“The worst enemy to creativity is self-doubt”. --Sylvia Plath
After blogging nearly every day for an entire year, I began slowing down the pace of my writing after the New Year. Maybe I was sabotaging myself, making sure that I would not push to blog for another 365 days, making sure I did not commit to a goal I wasn’t even sure was my own. But then it happened. I stopped writing for nearly 10 days straight. I did not abandon my blog intentionally, but it wasn’t quite accidental either. I let the end of one semester and its correcting load overpower me at first and then, those despicable seeds of doubt and insecurity began to grow again.
I have doubted my writing, but I have also doubted other parts of what I have done, what I do, who I have been, and who I am. I let negativity seep into my core.
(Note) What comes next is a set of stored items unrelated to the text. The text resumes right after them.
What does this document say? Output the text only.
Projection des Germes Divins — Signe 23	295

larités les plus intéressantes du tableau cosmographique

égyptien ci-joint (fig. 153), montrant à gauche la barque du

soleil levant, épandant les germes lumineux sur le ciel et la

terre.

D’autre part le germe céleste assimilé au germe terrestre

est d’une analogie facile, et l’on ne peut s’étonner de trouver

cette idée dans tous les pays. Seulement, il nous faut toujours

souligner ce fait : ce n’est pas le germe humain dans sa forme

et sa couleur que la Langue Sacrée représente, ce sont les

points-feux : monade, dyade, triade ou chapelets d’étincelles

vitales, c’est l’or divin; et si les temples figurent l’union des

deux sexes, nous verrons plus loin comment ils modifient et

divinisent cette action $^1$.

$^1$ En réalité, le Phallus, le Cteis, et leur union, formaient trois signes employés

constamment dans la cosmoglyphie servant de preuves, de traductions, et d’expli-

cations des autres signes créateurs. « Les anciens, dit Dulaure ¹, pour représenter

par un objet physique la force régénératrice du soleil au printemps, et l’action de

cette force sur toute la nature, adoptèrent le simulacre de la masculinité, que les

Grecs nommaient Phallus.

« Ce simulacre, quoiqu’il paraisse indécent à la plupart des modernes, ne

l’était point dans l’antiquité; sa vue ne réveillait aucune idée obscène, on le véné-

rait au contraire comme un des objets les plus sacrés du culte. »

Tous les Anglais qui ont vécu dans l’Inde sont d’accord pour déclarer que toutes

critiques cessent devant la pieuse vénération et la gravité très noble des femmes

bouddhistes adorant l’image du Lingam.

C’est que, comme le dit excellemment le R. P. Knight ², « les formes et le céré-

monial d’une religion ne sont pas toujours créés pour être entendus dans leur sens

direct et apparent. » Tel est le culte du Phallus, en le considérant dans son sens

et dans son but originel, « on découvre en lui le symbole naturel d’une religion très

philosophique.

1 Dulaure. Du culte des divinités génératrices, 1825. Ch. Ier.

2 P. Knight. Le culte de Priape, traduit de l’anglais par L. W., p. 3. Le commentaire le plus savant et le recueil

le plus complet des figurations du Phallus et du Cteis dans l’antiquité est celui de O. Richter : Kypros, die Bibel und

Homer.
Years ago in my Drama class, and nowadays in my Creative Writing class I warn against the Inner Critic, that voice inside each individual that holds one back from trusting and believing one’s abilities. I know the importance of silencing that voice, but recently I have let the voice of my Inner Critic roar. I easily justify the choices I have made but today I have to put an end to my writing hiatus. I’ve already abandoned some of my passions, having made several excuses. But my time off from writing has made me lose a part of myself that I need on a daily basis...my grip on my reality.
If that sounds a bit dramatic, so be it. Of course my life is REAL, whether or not I am blogging from day to day, but given the quick pace of life lately, my blog posts have helped me record my appreciation, my perceptions, my adoration of daily life. Stopping has blurred my appreciation of the good. I’ve let the negatives--situations and people--shake me to the core, shake my confidence, my determination to continue learning. I’ve wanted to give up, to give in, to stop trying, to stop growing.
But here I am tonight. I’m tired and I’m doubting myself. I am doubting my writing. Yet, I am writing and having given myself clear instructions to post something before bed, I am going to post for the first time in a week and a half. And then, I am going to do it again tomorrow.